One of the highlights of Thanksgiving is gathering around the TV to watch an oblong spheroid fly through the air.
For millions of Americans, the object zipping through the sky is a football, but a small, passionate coterie prefer seeing pumpkins fly more than pigskins.
For those people, there is "Punkin Chunkin," a special competition being simulcast Thanksgiving night on both the Discovery Channel and the Science Channel. It focuses on the annual world championship that has been held for 25 years during the first week of November by the World Championship Punkin Chunkin Association.
The competition takes place in a cornfield in Sussex County, Del., and various teams of tenacious "punkin chunkers" try to squash their rivals by building homemade contraptions designed to propel pumpkins as far as they can go using slingshots, catapults, centrifugals, trebuchets, or pneumatic air cannons.
How far is that exactly?
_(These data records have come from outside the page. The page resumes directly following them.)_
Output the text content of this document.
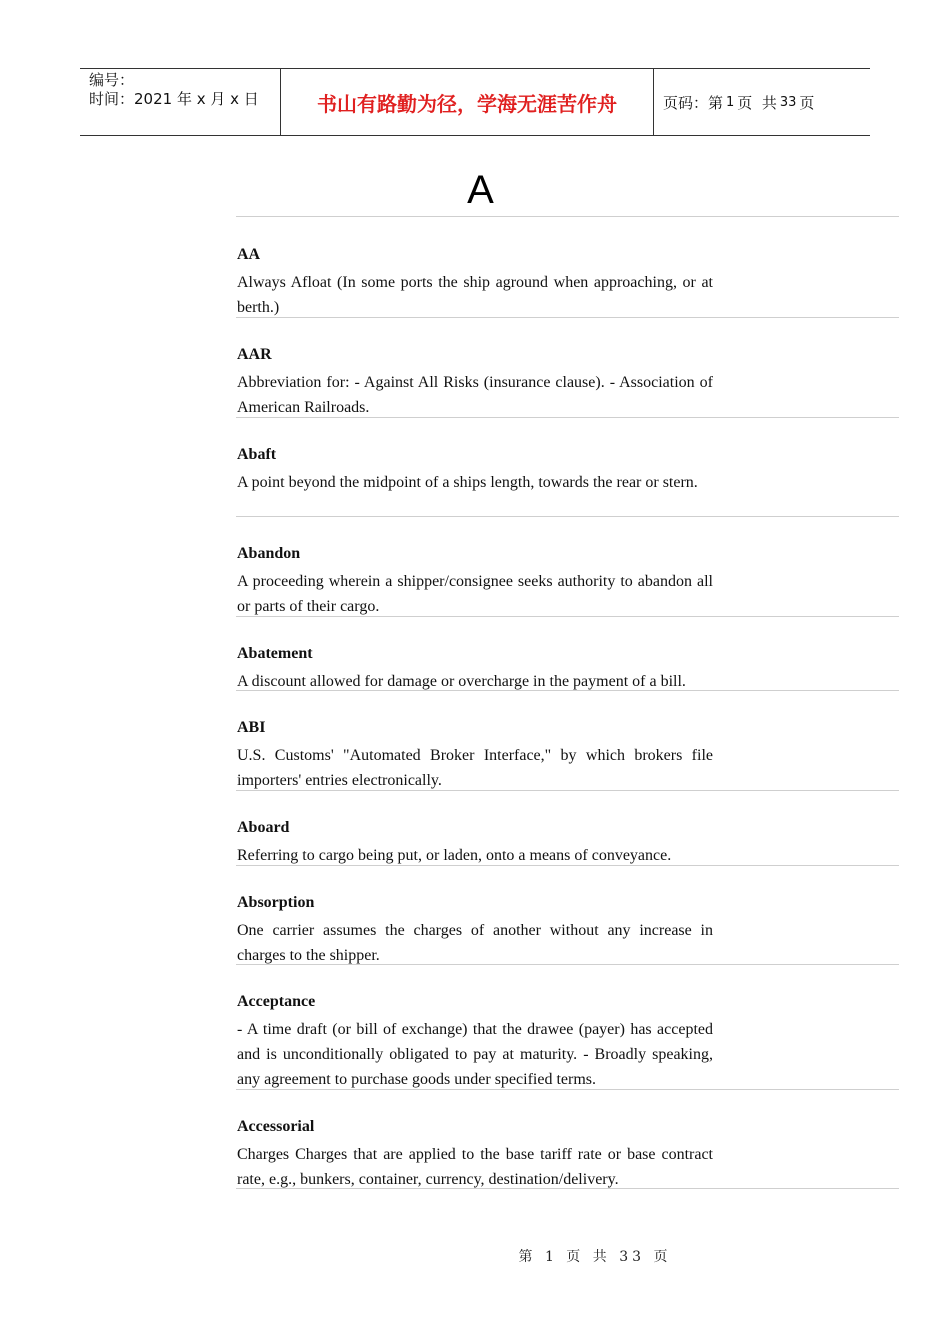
编号：
时间：2021 年 x 月 x 日	书山有路勤为径，学海无涯苦作舟	页码：第 1 页  共 33 页
A
AA

Always Afloat (In some ports the ship aground when approaching, or at berth.)

AAR

Abbreviation for: - Against All Risks (insurance clause). - Association of American Railroads.

Abaft

A point beyond the midpoint of a ships length, towards the rear or stern.

Abandon

A proceeding wherein a shipper/consignee seeks authority to abandon all or parts of their cargo.

Abatement

A discount allowed for damage or overcharge in the payment of a bill.

ABI

U.S. Customs' "Automated Broker Interface," by which brokers file importers' entries electronically.

Aboard

Referring to cargo being put, or laden, onto a means of conveyance.

Absorption

One carrier assumes the charges of another without any increase in charges to the shipper.

Acceptance

- A time draft (or bill of exchange) that the drawee (payer) has accepted and is unconditionally obligated to pay at maturity. - Broadly speaking, any agreement to purchase goods under specified terms.

Accessorial

Charges Charges that are applied to the base tariff rate or base contract rate, e.g., bunkers, container, currency, destination/delivery.

第 1 页 共 33 页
Well, the Guinness Record, which was set in late October in Moab, Utah, is more than a mile -- 5,545.43 feet to be exact.
But unlike pro football teams like Detroit, Dallas and San Francisco, whose games will also be airing during turkey time, the stouthearted "punkin chunkers" won't get a huge paycheck, endorsement deals or even a chance to go to the playoffs. Instead, they just get a trophy, according to Kari Byron, one of the stars of the Discovery Channel show "Mythbusters" who will be co-hosting the special with co-stars Grant Imahara and Tory Belleci, who covered the event last year.
This is Byron's first year covering the event, and she said nothing her co-workers told her could prepare her for seeing pumpkins being hurled through the air.
"There is no way to truly know how crazy it is," Byron said. "It's so much bigger than you would believe. This is a crazy sport and people spend an entire year preparing for the contest, even though all they get is bragging rights."
Case in point: Byron said one of the competitors is a soldier who has missed the previous two events because he was in Afghanistan, but spent his off-hours there working on a machine that would use torsion to propel the pumpkins.
But Byron said the real star of the event may be "Fat Jimmy," a guy whose efforts might best be described as "a hilarious failure."
"He is one nutty character," she said affectionately. "I like to think of him as the mayor of 'Punkin Chunk,' but I think he thinks he's the village idiot."
For the record, Fat Jimmy, as he prefers to be known, has been participating in Punkin Chunkin for 13 years, usually on two separate teams.
"We created the second machine -- a small slingshot -- just so we could get more people inside the event," he said. "Instead of seven, we could bring 14."
Over the years, Fat Jimmy and other punkin chunkers have taken advantage of scientific advancements to improve the range of the pumpkins.
"We've moved from using weights to surgical tubing," he said. "The pumpkins have changed as well. It is crazy how they have gotten down to almost a solid pumpkin. There are probably guys who are trying to put dimples on a pumpkin so it will fly like a golf ball."
The event has changed too, he said, going from 15,000 people to nearly 100,000, but he still feels the event has stayed true to its roots.
"I enjoy being in the pits, but I enjoy going out in the crowd as well," he said. "It's almost like a family reunion."
But while the machine is supposed to get the lion's share of the attention from his team, Fat Jimmy believes all chucking and no chugging makes for a dull event.
"We transport the machine in a school bus that we turned into a party room, and it has a smoker on the side for barbecue," he said.
Even though the Punkin Chunkin event is fun for him, Fat Jimmy said he and his team plan to take next year's event more seriously.
"In years past, we drug the machine out a week before the event," he said. "We're meeting on Sunday to work out what we're going to do next year."
Perhaps no one understands the spirit of competition that flares up at the Punkin Chunkin championship like Dawn Thompson, who in 2010 served as captain of the air cannon team, Hormone Blaster, the first all-female team to claim the top prize.
"It was a big step forward," Thompson said. "They didn't think an all-female team could ever do one."
For Thompson, the monumental victory not only was a landmark for women everywhere, but it gave her bragging rights where it mattered most: in her home.
Thompson is married to the creator of the sport, Bill Thompson, who she met while working as a waitress at a local diner. Even though she has been world champion for 12 months, it's taken her a while to get adjusted to the fame that goes with it.
"I think anyone is surprised to win a world championship, but I know there's a target on me," she said.
Still, that isn't stopping her from attempting to defend her crown.
"We worked all year on the machine," she said.
Although Thompson admits her future hubby had to do a little work to get her to go out with him, they are happily married and, more importantly, happily chucking pumpkins together -- a love they have taught their kids and grandkids.
"In fact, my grandson's first words were 'Punkin Chunkin,'" she said.
Byron is a relatively new convert to the sport, but she is convinced that the sky's the limit for Punkin Chunkin.
"More people in Delaware watch this event than NASCAR," she said. "This is my football. I can see arguing with my Dad over the remote at Thanksgiving."